In these days of generally declining church attendance, there is an eagerness to welcome ‘into fellowship’ the ‘unattached’ and isolated Christians who now exist in some numbers. Such wide–heartedness, if taken at face value, is to be welcomed, although as ever, it needs to be tempered with the Apostle’s cautionary word “Lay hands quickly on no man, nor partake in others’ sins. Keep thyself pure” (1 Tim. 5: 22).

   The individual Christian is often placed under considerable pressure to ‘join with us’, and this is often accompanied by the expectation that he or she will drop any awkward  ‘views’ and simply sign up to the constitution of the company. This attitude betrays a fundamental misunderstanding of fellowship. Fellowship is mutual. The numbers of persons involved are immaterial. Both parties are signing up to the constitutions of the other, even if one party is large and the other small.

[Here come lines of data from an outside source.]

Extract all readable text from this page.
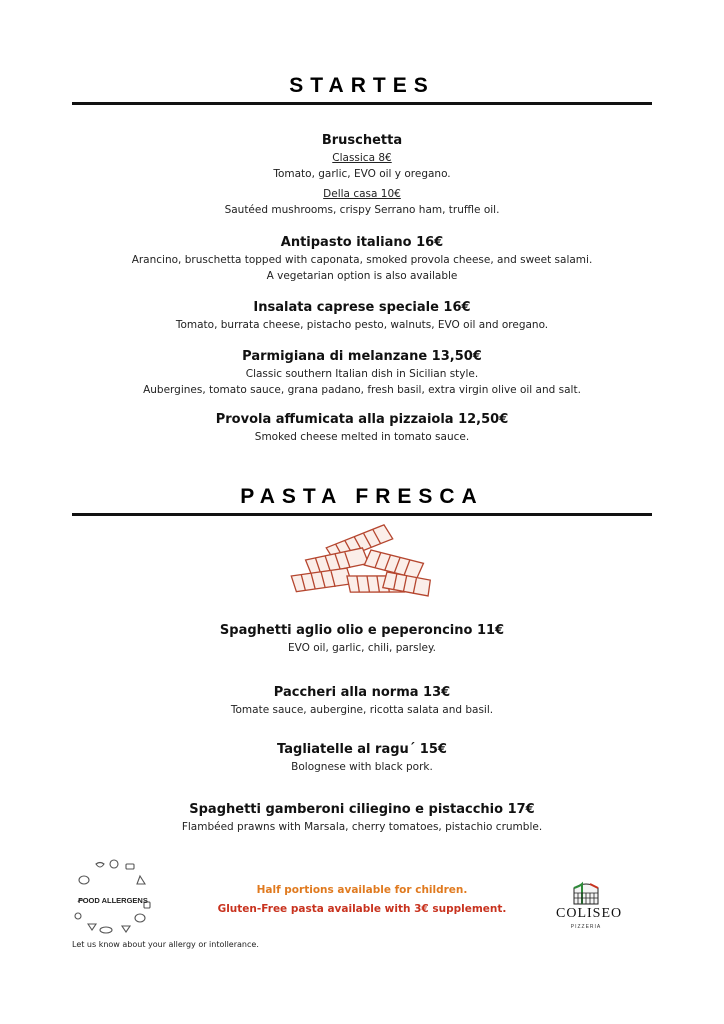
STARTES
Bruschetta
Classica 8€
Tomato, garlic, EVO oil y oregano.
Della casa 10€
Sautéed mushrooms, crispy Serrano ham, truffle oil.
Antipasto italiano 16€
Arancino, bruschetta topped with caponata, smoked provola cheese, and sweet salami.
A vegetarian option is also available
Insalata caprese speciale 16€
Tomato, burrata cheese, pistacho pesto, walnuts, EVO oil and oregano.
Parmigiana di melanzane 13,50€
Classic southern Italian dish in Sicilian style.
Aubergines, tomato sauce, grana padano, fresh basil, extra virgin olive oil and salt.
Provola affumicata alla pizzaiola 12,50€
Smoked cheese melted in tomato sauce.
PASTA FRESCA
Spaghetti aglio olio e peperoncino 11€
EVO oil, garlic, chili, parsley.
Paccheri alla norma 13€
Tomate sauce, aubergine, ricotta salata and basil.
Tagliatelle al ragu´ 15€
Bolognese with black pork.
Spaghetti gamberoni ciliegino e pistacchio 17€
Flambéed prawns with Marsala, cherry tomatoes, pistachio crumble.
FOOD ALLERGENS
Let us know about your allergy or intollerance.
Half portions available for children.
Gluten-Free pasta available with 3€ supplement.	COLISEO
PIZZERIA
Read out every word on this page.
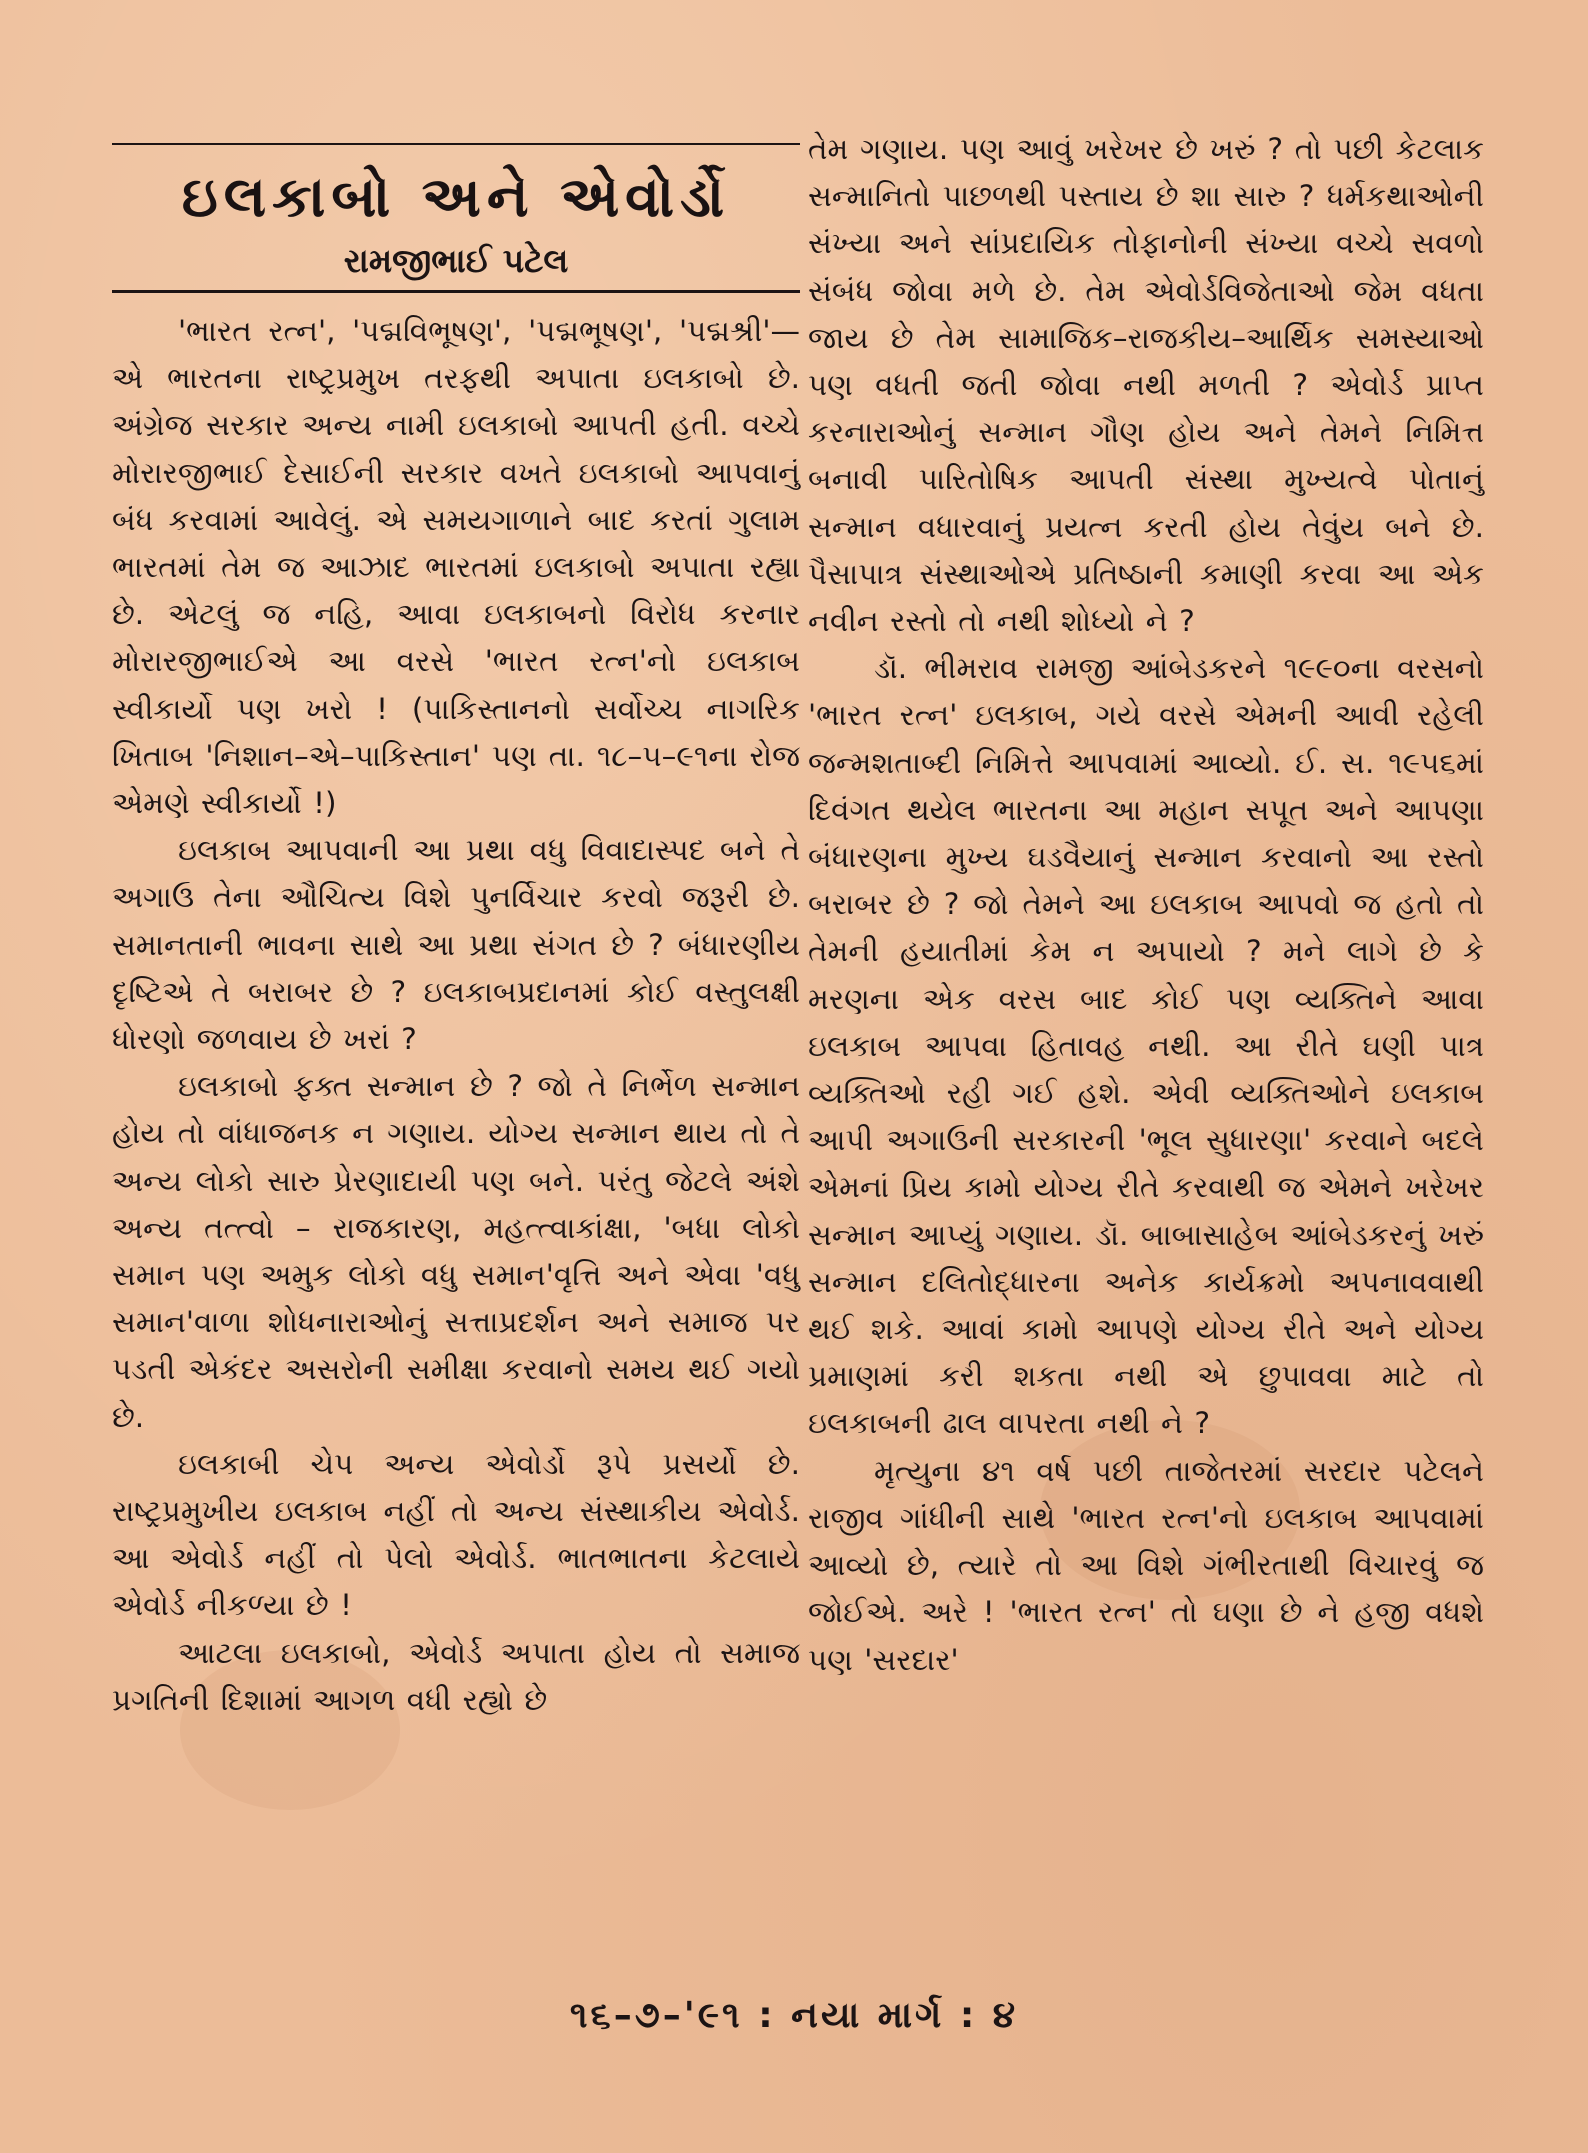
ઇલકાબો અને એવોર્ડો
રામજીભાઈ પટેલ

'ભારત રત્ન', 'પદ્મવિભૂષણ', 'પદ્મભૂષણ', 'પદ્મશ્રી'—એ ભારતના રાષ્ટ્રપ્રમુખ તરફથી અપાતા ઇલકાબો છે. અંગ્રેજ સરકાર અન્ય નામી ઇલકાબો આપતી હતી. વચ્ચે મોરારજીભાઈ દેસાઈની સરકાર વખતે ઇલકાબો આપવાનું બંધ કરવામાં આવેલું. એ સમયગાળાને બાદ કરતાં ગુલામ ભારતમાં તેમ જ આઝાદ ભારતમાં ઇલકાબો અપાતા રહ્યા છે. એટલું જ નહિ, આવા ઇલકાબનો વિરોધ કરનાર મોરારજીભાઈએ આ વરસે 'ભારત રત્ન'નો ઇલકાબ સ્વીકાર્યો પણ ખરો ! (પાકિસ્તાનનો સર્વોચ્ચ નાગરિક ખિતાબ 'નિશાન–એ–પાકિસ્તાન' પણ તા. ૧૮–૫–૯૧ના રોજ એમણે સ્વીકાર્યો !)

ઇલકાબ આપવાની આ પ્રથા વધુ વિવાદાસ્પદ બને તે અગાઉ તેના ઔચિત્ય વિશે પુનર્વિચાર કરવો જરૂરી છે. સમાનતાની ભાવના સાથે આ પ્રથા સંગત છે ? બંધારણીય દૃષ્ટિએ તે બરાબર છે ? ઇલકાબપ્રદાનમાં કોઈ વસ્તુલક્ષી ધોરણો જળવાય છે ખરાં ?

ઇલકાબો ફક્ત સન્માન છે ? જો તે નિર્ભેળ સન્માન હોય તો વાંધાજનક ન ગણાય. યોગ્ય સન્માન થાય તો તે અન્ય લોકો સારુ પ્રેરણાદાયી પણ બને. પરંતુ જેટલે અંશે અન્ય તત્ત્વો – રાજકારણ, મહત્ત્વાકાંક્ષા, 'બધા લોકો સમાન પણ અમુક લોકો વધુ સમાન'વૃત્તિ અને એવા 'વધુ સમાન'વાળા શોધનારાઓનું સત્તાપ્રદર્શન અને સમાજ પર પડતી એકંદર અસરોની સમીક્ષા કરવાનો સમય થઈ ગયો છે.

ઇલકાબી ચેપ અન્ય એવોર્ડો રૂપે પ્રસર્યો છે. રાષ્ટ્રપ્રમુખીય ઇલકાબ નહીં તો અન્ય સંસ્થાકીય એવોર્ડ. આ એવોર્ડ નહીં તો પેલો એવોર્ડ. ભાતભાતના કેટલાયે એવોર્ડ નીકળ્યા છે !

આટલા ઇલકાબો, એવોર્ડ અપાતા હોય તો સમાજ પ્રગતિની દિશામાં આગળ વધી રહ્યો છે

તેમ ગણાય. પણ આવું ખરેખર છે ખરું ? તો પછી કેટલાક સન્માનિતો પાછળથી પસ્તાય છે શા સારુ ? ધર્મકથાઓની સંખ્યા અને સાંપ્રદાયિક તોફાનોની સંખ્યા વચ્ચે સવળો સંબંધ જોવા મળે છે. તેમ એવોર્ડવિજેતાઓ જેમ વધતા જાય છે તેમ સામાજિક–રાજકીય–આર્થિક સમસ્યાઓ પણ વધતી જતી જોવા નથી મળતી ? એવોર્ડ પ્રાપ્ત કરનારાઓનું સન્માન ગૌણ હોય અને તેમને નિમિત્ત બનાવી પારિતોષિક આપતી સંસ્થા મુખ્યત્વે પોતાનું સન્માન વધારવાનું પ્રયત્ન કરતી હોય તેવુંય બને છે. પૈસાપાત્ર સંસ્થાઓએ પ્રતિષ્ઠાની કમાણી કરવા આ એક નવીન રસ્તો તો નથી શોધ્યો ને ?

ડૉ. ભીમરાવ રામજી આંબેડકરને ૧૯૯૦ના વરસનો 'ભારત રત્ન' ઇલકાબ, ગયે વરસે એમની આવી રહેલી જન્મશતાબ્દી નિમિત્તે આપવામાં આવ્યો. ઈ. સ. ૧૯૫૬માં દિવંગત થયેલ ભારતના આ મહાન સપૂત અને આપણા બંધારણના મુખ્ય ઘડવૈયાનું સન્માન કરવાનો આ રસ્તો બરાબર છે ? જો તેમને આ ઇલકાબ આપવો જ હતો તો તેમની હયાતીમાં કેમ ન અપાયો ? મને લાગે છે કે મરણના એક વરસ બાદ કોઈ પણ વ્યક્તિને આવા ઇલકાબ આપવા હિતાવહ નથી. આ રીતે ઘણી પાત્ર વ્યક્તિઓ રહી ગઈ હશે. એવી વ્યક્તિઓને ઇલકાબ આપી અગાઉની સરકારની 'ભૂલ સુધારણા' કરવાને બદલે એમનાં પ્રિય કામો યોગ્ય રીતે કરવાથી જ એમને ખરેખર સન્માન આપ્યું ગણાય. ડૉ. બાબાસાહેબ આંબેડકરનું ખરું સન્માન દલિતોદ્ધારના અનેક કાર્યક્રમો અપનાવવાથી થઈ શકે. આવાં કામો આપણે યોગ્ય રીતે અને યોગ્ય પ્રમાણમાં કરી શકતા નથી એ છુપાવવા માટે તો ઇલકાબની ઢાલ વાપરતા નથી ને ?

મૃત્યુના ૪૧ વર્ષ પછી તાજેતરમાં સરદાર પટેલને રાજીવ ગાંધીની સાથે 'ભારત રત્ન'નો ઇલકાબ આપવામાં આવ્યો છે, ત્યારે તો આ વિશે ગંભીરતાથી વિચારવું જ જોઈએ. અરે ! 'ભારત રત્ન' તો ઘણા છે ને હજી વધશે પણ 'સરદાર'

૧૬–૭–'૯૧ : નયા માર્ગ : ૪
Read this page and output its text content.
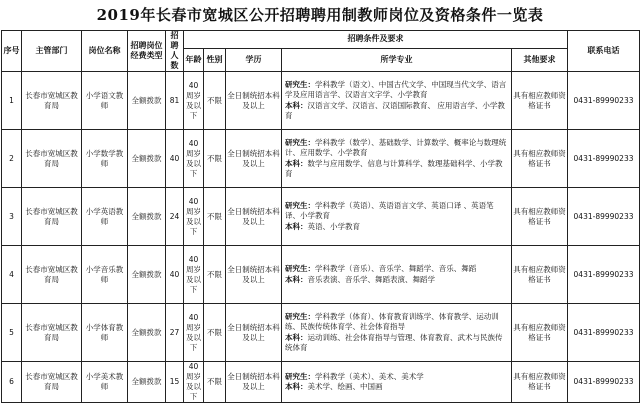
2019年长春市宽城区公开招聘聘用制教师岗位及资格条件一览表
序号	主管部门	岗位名称	招聘岗位经费类型	招聘人数	招聘条件及要求					联系电话
					年龄	性别	学历	所学专业	其他要求	
1	长春市宽城区教育局	小学语文教师	全额拨款	81	40周岁及以下	不限	全日制统招本科及以上	研究生：学科教学（语文）、中国古代文学、中国现当代文学、语言学及应用语言学、汉语言文字学、小学教育
本科：汉语言文学、汉语言、汉语国际教育、 应用语言学、小学教育	具有相应教师资格证书	0431-89990233
2	长春市宽城区教育局	小学数学教师	全额拨款	40	40周岁及以下	不限	全日制统招本科及以上	研究生：学科教学（数学）、基础数学、计算数学、概率论与数理统计、应用数学、小学教育
本科：数学与应用数学、信息与计算科学、数理基础科学、小学教育	具有相应教师资格证书	0431-89990233
3	长春市宽城区教育局	小学英语教师	全额拨款	24	40周岁及以下	不限	全日制统招本科及以上	研究生：学科教学（英语）、英语语言文学、英语口译 、英语笔译、小学教育
本科：英语、小学教育	具有相应教师资格证书	0431-89990233
4	长春市宽城区教育局	小学音乐教师	全额拨款	40	40周岁及以下	不限	全日制统招本科及以上	研究生：学科教学（音乐）、音乐学、舞蹈学、音乐、舞蹈
本科：音乐表演、音乐学、舞蹈表演、舞蹈学	具有相应教师资格证书	0431-89990233
5	长春市宽城区教育局	小学体育教师	全额拨款	27	40周岁及以下	不限	全日制统招本科及以上	研究生：学科教学（体育）、体育教育训练学、体育教学、运动训练、民族传统体育学、社会体育指导
本科：运动训练、社会体育指导与管理、体育教育、武术与民族传统体育	具有相应教师资格证书	0431-89990233
6	长春市宽城区教育局	小学美术教师	全额拨款	15	40周岁及以下	不限	全日制统招本科及以上	研究生：学科教学（美术）、美术、美术学
本科：美术学、绘画、中国画	具有相应教师资格证书	0431-89990233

   Too many labour under the misapprehension that others should join them, when really it is a question of joining together. They have in their minds the notion that a denomination, a sect, a circle or a meeting —call it what you like—is something to be joined. What we find in Scripture, however, is that the Church is composed of all believers. It was into the practical fellowship of that body that Paul desired to be joined (see Acts 9: 26), although he was, as a true believer, already a member. Such a thing would now be impossible, as the Church (as regards its outward appearance) is broken into innumerable pieces. No group today can claim to be the fellowship of God’s Son (see 1 Cor. 1: 9), and any other ‘fellowship’ is worthless. However, as individuals, we can seek to walk in the light of our calling—that is, endeavour to abide by the principles of His fellowship. This is what Paul envisaged in 2 Tim. 2: 22: “pursue righteousness, faith, love, peace, with those that call upon the Lord out of a pure heart”. Together, however, we make nothing corporate in God’s sight that others can join—we will only ever be so many individuals walking together in mutual fellowship.